- Mudkechula Location in Nepal
- Coordinates: 29°04′N 82°33′E﻿ / ﻿29.07°N 82.55°E
- Country: Nepal
- Province: Karnali Province
- District: Dolpa
- Wards: 9
- Established: 10 March 2017

Government
- • Type: Rural Council
- • Chairperson: Mr. Datta Bahadur Shahi (NCP)
- • Vice-chairperson: Mrs.
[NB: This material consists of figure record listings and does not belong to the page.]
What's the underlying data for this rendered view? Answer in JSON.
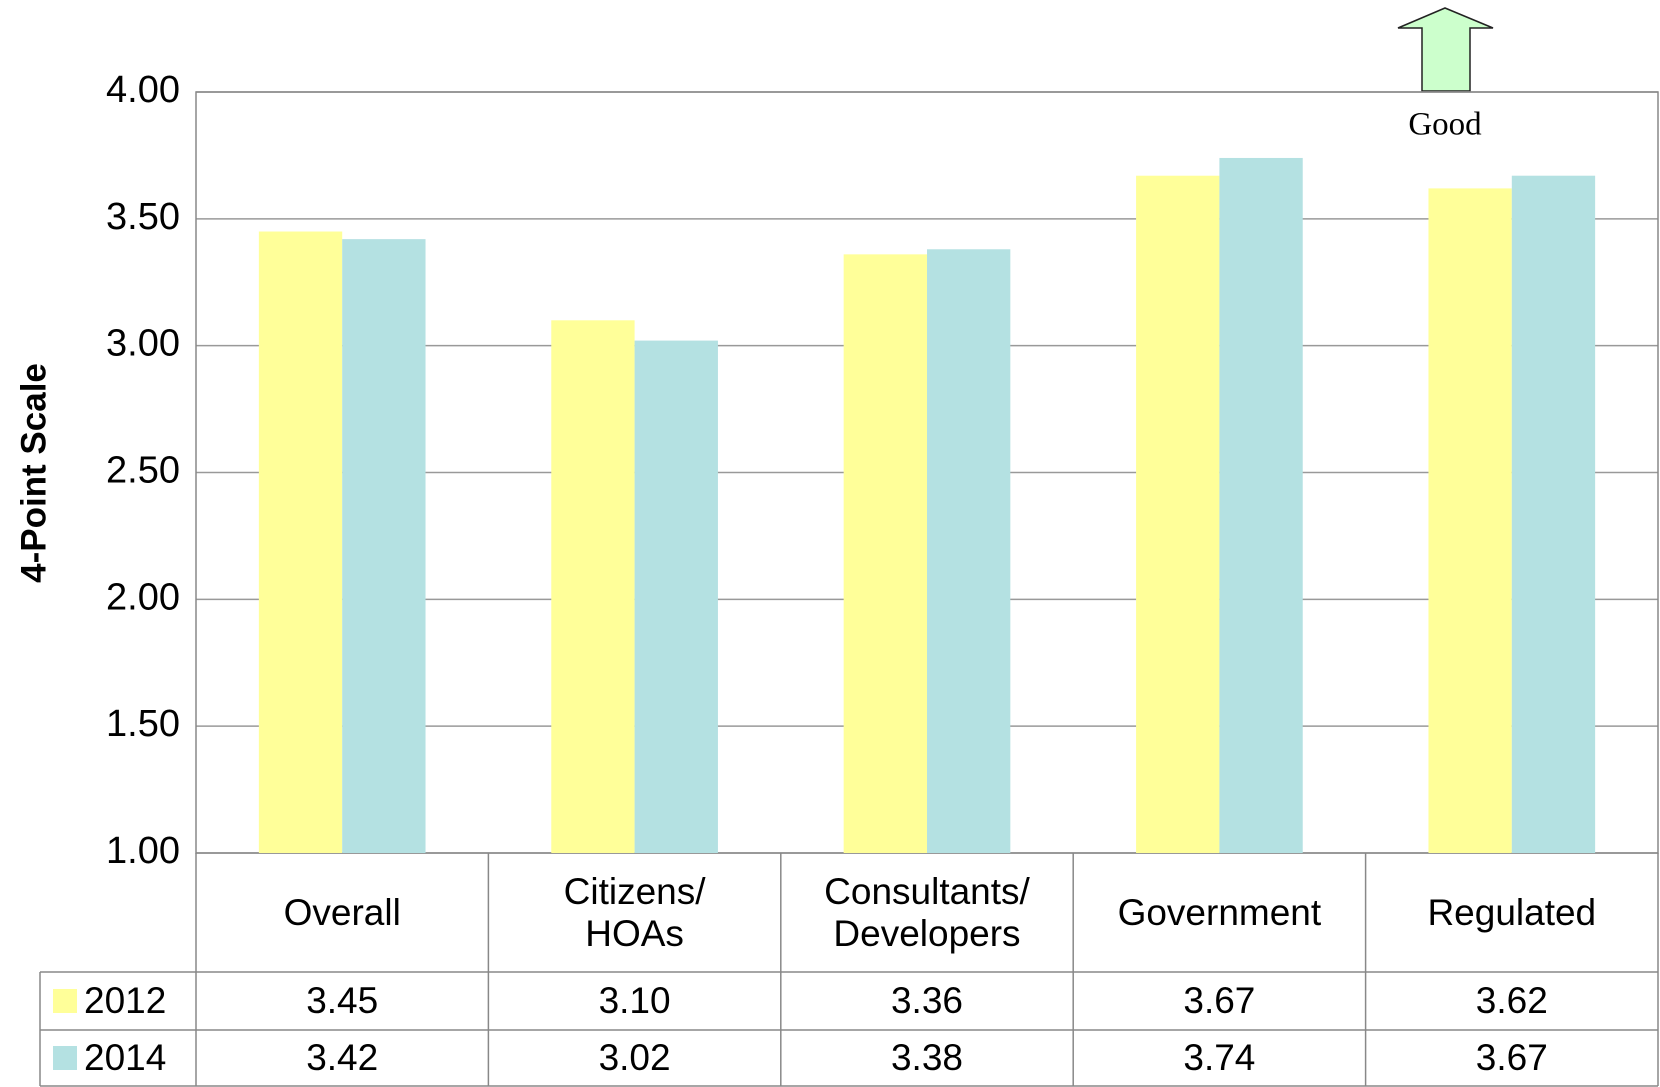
{
  "chart_data": {
    "type": "bar",
    "y_label": "4-Point Scale",
    "annotation": "Good",
    "categories": [
      "Overall",
      "Citizens/\nHOAs",
      "Consultants/\nDevelopers",
      "Government",
      "Regulated"
    ],
    "series": [
      {
        "name": "2012",
        "color": "#ffff99",
        "values": [
          3.45,
          3.1,
          3.36,
          3.67,
          3.62
        ],
        "value_labels": [
          "3.45",
          "3.10",
          "3.36",
          "3.67",
          "3.62"
        ]
      },
      {
        "name": "2014",
        "color": "#b4e1e2",
        "values": [
          3.42,
          3.02,
          3.38,
          3.74,
          3.67
        ],
        "value_labels": [
          "3.42",
          "3.02",
          "3.38",
          "3.74",
          "3.67"
        ]
      }
    ],
    "ylim": [
      1,
      4
    ],
    "yticks": [
      {
        "value": 1,
        "label": "1.00"
      },
      {
        "value": 1.5,
        "label": "1.50"
      },
      {
        "value": 2,
        "label": "2.00"
      },
      {
        "value": 2.5,
        "label": "2.50"
      },
      {
        "value": 3,
        "label": "3.00"
      },
      {
        "value": 3.5,
        "label": "3.50"
      },
      {
        "value": 4,
        "label": "4.00"
      }
    ],
    "grid": true
  }
}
Sabita Rokaya (NCP)

Area
- • Total: 250.08 km^{2} (96.56 sq mi)

Population (2011)
- • Total: 5,129
- • Density: 21/km^{2} (53/sq mi)
- Time zone: UTC+5:45 (NST)
- Headquarter: Narku
- Website: mudkechulamun.gov.np

= Mudkechula Rural Municipality =

Mudkechula (मुड्केचुला गाउँपालिका) is a rural municipality located in Dolpa District of Karnali Province of Nepal.
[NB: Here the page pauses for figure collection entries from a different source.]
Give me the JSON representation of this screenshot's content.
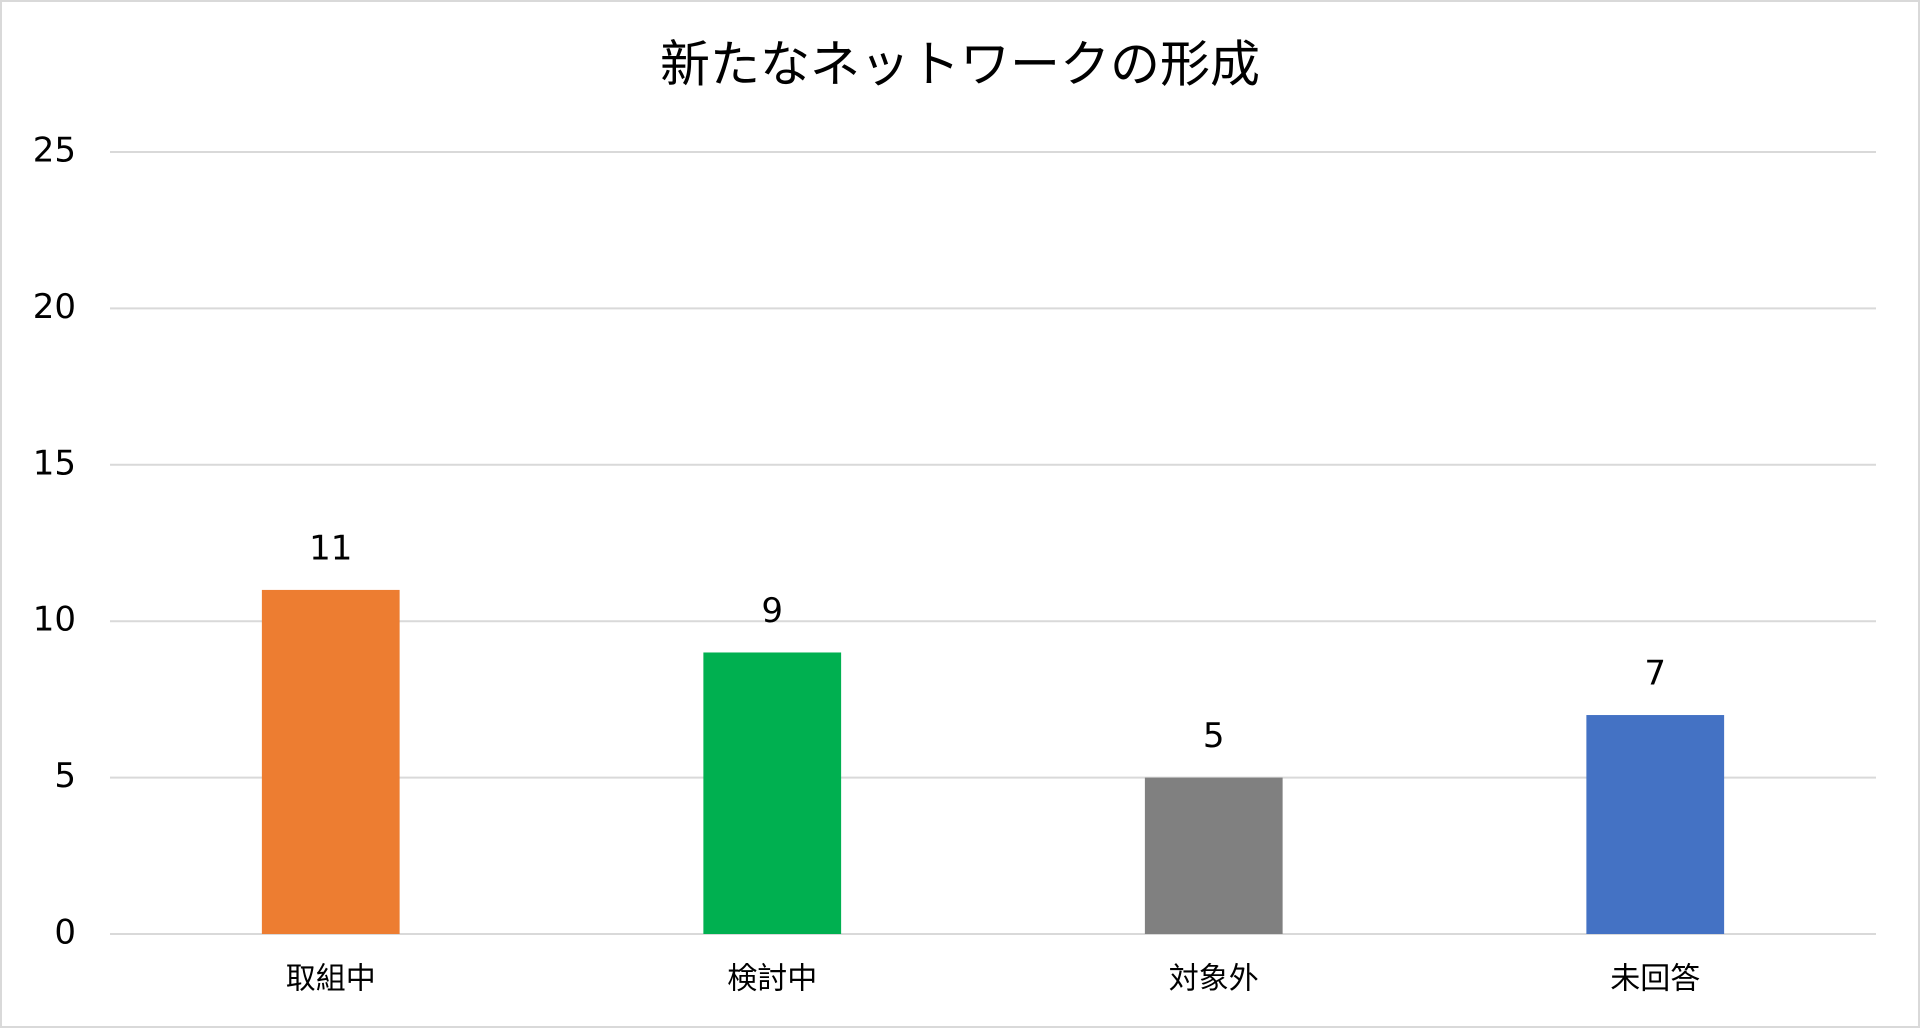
{
  "chart_data": {
    "type": "bar",
    "title": "新たなネットワークの形成",
    "categories": [
      "取組中",
      "検討中",
      "対象外",
      "未回答"
    ],
    "values": [
      11,
      9,
      5,
      7
    ],
    "colors": [
      "#ED7D31",
      "#00B050",
      "#808080",
      "#4472C4"
    ],
    "ylim": [
      0,
      25
    ],
    "yticks": [
      0,
      5,
      10,
      15,
      20,
      25
    ],
    "grid": true,
    "data_labels": true
  }
}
The rural municipality is divided into total 9 wards and the headquarters of the rural municipality is situated at Narku.

==Demographics==
At the time of the 2011 Nepal census, 99.6% of the population in Mudkechula Rural Municipality spoke Nepali and 0.4% Sign language as their first language.

In terms of ethnicity/caste, 53.1% were Chhetri, 18.3% Thakuri, 11.2% Kami, 10.3% Sarki, 4.2% Damai/Dholi, 2.3% Magar, 0.3% other Dalit and 0.3% others.

In terms of religion, 99.8% were Hindu and 0.2% Christian.